Yöneticilerin yaptığı berbat muameleler okurun sabır taşını çatlatıyor! Lakin her ne kadar ödenmiş bedeller olsada, yılmadan uğraş eden bir akademisyenin çaba azmi değerli bildiriler içeriyor. Akademiden müellifliği evriliş hikayeseni ustalıkla aktaran Hasan Güneş’in, “Bir Akademisyenin Yabancılaşma Serüveni” isimli Sentez Yayıncılık etiketiyle yayımlanan kitabınde akademi dünyasında özgün eser ve kanılarıyla kıymetli yere sahip hocaların görüşleri de yer alıyor.
O görüşlerden kimileri şöyle:
Prof. Dr. Aytaç Açıkalın: Yaşamak kolay da yaşanmışı tanımlamak, anlatmak, hissettirmek, inandırmak zordur. Hasan Güneş bunu başarmış bence.
Prof. Dr. Veysel Sönmez: Bu anılar üniversite idaresinin ne kadar bilimsel ve insani anlayıştan mahrum olduğunu ortaya koyuyor. Ekseriyetle o mevkiyi hak etmeyen yöneticiler kendi güçsüzlüklerini, ezilmişliklerini, idareye geçince kusmaya başlarlar. Bu psikolojinin bir gereğidir.
Prof. Dr Tuncay Akcadağ: Dr. Hasan Güneş Hocam samimi anlatımıyla başından geçenleri bize fısıldıyor. Biz de, bir defa daha anımsıyoruz berbat yöneticilerin ve idarelerin nerede olursa olsun mutsuzluğa, felakete, yokluğa sebep olduklarını.

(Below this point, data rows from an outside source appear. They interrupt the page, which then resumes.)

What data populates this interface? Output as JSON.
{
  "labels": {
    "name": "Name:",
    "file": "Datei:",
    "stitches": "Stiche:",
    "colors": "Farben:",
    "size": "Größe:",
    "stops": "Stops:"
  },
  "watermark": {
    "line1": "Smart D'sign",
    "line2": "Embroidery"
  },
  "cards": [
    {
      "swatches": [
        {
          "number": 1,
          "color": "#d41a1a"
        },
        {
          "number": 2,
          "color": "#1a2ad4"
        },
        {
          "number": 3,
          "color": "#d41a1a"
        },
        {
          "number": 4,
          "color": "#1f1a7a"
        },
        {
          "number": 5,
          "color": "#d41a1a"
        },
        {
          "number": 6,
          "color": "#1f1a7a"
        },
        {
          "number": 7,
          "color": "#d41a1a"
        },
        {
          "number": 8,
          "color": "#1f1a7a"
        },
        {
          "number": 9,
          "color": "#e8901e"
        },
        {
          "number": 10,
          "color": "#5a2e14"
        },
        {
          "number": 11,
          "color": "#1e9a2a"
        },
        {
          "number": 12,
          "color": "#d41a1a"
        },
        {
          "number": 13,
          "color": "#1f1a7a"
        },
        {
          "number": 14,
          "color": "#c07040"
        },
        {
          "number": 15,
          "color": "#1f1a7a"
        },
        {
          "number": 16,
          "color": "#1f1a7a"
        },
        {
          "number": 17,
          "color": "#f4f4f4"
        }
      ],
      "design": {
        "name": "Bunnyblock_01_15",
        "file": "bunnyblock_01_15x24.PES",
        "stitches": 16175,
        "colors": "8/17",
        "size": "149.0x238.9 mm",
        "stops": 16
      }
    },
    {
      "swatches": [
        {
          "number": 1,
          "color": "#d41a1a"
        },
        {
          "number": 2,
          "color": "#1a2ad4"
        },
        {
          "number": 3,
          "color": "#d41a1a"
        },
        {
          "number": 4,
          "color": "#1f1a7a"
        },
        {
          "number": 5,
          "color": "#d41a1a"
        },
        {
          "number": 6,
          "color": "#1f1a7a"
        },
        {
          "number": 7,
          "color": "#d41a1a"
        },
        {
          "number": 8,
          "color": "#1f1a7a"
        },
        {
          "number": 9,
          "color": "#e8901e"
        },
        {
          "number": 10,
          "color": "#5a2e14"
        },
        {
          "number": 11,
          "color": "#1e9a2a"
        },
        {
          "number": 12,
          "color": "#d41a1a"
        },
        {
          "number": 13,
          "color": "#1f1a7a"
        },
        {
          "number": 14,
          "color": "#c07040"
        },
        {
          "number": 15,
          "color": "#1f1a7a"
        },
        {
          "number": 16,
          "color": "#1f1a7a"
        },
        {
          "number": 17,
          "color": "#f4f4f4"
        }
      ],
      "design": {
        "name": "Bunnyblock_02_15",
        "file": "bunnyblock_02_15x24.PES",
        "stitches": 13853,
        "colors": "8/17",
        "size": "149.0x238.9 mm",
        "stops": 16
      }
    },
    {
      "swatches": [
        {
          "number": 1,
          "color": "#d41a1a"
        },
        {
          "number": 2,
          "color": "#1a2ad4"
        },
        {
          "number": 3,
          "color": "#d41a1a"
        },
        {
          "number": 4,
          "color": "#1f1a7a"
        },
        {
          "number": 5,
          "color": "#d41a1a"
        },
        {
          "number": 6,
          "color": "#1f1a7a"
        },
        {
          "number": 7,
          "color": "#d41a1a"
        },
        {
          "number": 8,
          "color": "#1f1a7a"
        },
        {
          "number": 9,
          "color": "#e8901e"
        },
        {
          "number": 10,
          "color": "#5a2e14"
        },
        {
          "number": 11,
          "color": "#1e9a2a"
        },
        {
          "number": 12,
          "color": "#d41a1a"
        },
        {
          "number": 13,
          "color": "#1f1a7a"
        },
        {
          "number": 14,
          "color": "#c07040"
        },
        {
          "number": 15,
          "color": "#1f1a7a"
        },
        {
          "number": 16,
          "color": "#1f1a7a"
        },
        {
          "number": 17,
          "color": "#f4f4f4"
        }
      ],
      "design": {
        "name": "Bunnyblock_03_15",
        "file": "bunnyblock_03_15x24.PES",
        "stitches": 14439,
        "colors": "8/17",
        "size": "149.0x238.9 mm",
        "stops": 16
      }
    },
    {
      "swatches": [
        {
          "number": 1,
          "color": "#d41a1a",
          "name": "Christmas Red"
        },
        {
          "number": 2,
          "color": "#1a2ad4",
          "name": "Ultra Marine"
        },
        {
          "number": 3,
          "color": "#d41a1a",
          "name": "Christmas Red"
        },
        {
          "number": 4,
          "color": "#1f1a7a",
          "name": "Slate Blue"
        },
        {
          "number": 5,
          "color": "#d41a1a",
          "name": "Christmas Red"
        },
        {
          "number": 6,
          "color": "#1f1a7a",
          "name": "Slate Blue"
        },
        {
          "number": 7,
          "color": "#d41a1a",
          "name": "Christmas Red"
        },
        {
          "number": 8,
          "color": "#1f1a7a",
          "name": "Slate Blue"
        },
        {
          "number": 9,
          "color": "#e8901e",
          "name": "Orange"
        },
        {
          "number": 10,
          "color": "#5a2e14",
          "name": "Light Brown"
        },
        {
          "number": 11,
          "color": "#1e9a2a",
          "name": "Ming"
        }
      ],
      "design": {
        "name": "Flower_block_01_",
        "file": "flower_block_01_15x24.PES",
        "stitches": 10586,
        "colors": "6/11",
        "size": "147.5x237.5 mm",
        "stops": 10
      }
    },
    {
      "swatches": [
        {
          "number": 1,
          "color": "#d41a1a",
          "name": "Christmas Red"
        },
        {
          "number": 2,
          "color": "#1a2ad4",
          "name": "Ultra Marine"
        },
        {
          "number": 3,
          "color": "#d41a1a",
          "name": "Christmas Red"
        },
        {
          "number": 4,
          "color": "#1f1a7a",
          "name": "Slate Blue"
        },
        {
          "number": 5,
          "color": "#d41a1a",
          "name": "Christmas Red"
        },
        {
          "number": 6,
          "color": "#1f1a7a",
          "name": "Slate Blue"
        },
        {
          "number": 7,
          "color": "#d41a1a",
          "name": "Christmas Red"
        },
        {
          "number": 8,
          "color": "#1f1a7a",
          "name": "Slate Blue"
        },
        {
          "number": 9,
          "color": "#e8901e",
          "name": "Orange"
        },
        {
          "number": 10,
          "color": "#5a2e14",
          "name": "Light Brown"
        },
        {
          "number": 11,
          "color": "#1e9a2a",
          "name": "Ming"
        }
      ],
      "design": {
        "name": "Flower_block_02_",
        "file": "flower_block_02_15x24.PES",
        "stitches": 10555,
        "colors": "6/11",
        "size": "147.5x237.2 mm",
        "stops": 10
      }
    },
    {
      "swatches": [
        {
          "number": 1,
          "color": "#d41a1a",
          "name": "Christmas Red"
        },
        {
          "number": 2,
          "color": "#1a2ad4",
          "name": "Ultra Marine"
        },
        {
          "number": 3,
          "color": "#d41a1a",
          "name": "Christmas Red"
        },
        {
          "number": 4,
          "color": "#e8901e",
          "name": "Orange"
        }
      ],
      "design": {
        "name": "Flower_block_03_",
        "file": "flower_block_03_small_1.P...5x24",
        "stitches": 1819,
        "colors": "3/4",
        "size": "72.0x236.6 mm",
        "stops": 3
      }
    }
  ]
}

Prof. Dr Baki Duy: Ayrımcılık, pozisyonunu, vazifesi berbata kullanmak, adam kayırmak…birlikte kurtulmamız gereken toplumsal hastalıklar ortasında.. Dostum Hasan Güneş bu kısa otobiyografisinde maalesef eğitim kurumlarında maruz kaldığı bu hastalıklı durumlara dair kişisel tecrübelerini bizlerle içten bir biçimde paylaşıyor.
Prof. Dr. Hasan Aydın: Hasan Güneş hocanın, akademik dünyada yaşadıkları, bilgeliğin merkezi olması gereken üniversitelerimizin nasıl da yozlaştığını gözler önüne seriyor. Misal şeyleri her birimiz yaşadık ve yaşıyoruz aslında. Fakat deşifre etmiyoruz. Halbuki deşifre etmek sağaltır.
Öğr. Gör. Dr. Pınar KIZILHAN: Sayın Hasan Güneş bu yapıtında, olumsuz etraf yaşantılarının, kendisindeki duygusal yansımalarını samimiyetle lisana getirip sorguluyor.. Kendi ferdî tarihinde değerli bir yeri olan Sayın Prof. Dr. Mustafa Aydın hocamızla diyalogları kıymet biçilmez.
Hülya Kandemir Yavuz: Eğitim sistemimiz de geçmişten bugüne farklılıklara müsaade vermedi ki akademi de öteki kurumlardan farksız. Meğer ki; bilim fark yaratır, bilim insanı da farklıdır, fark yaratandır.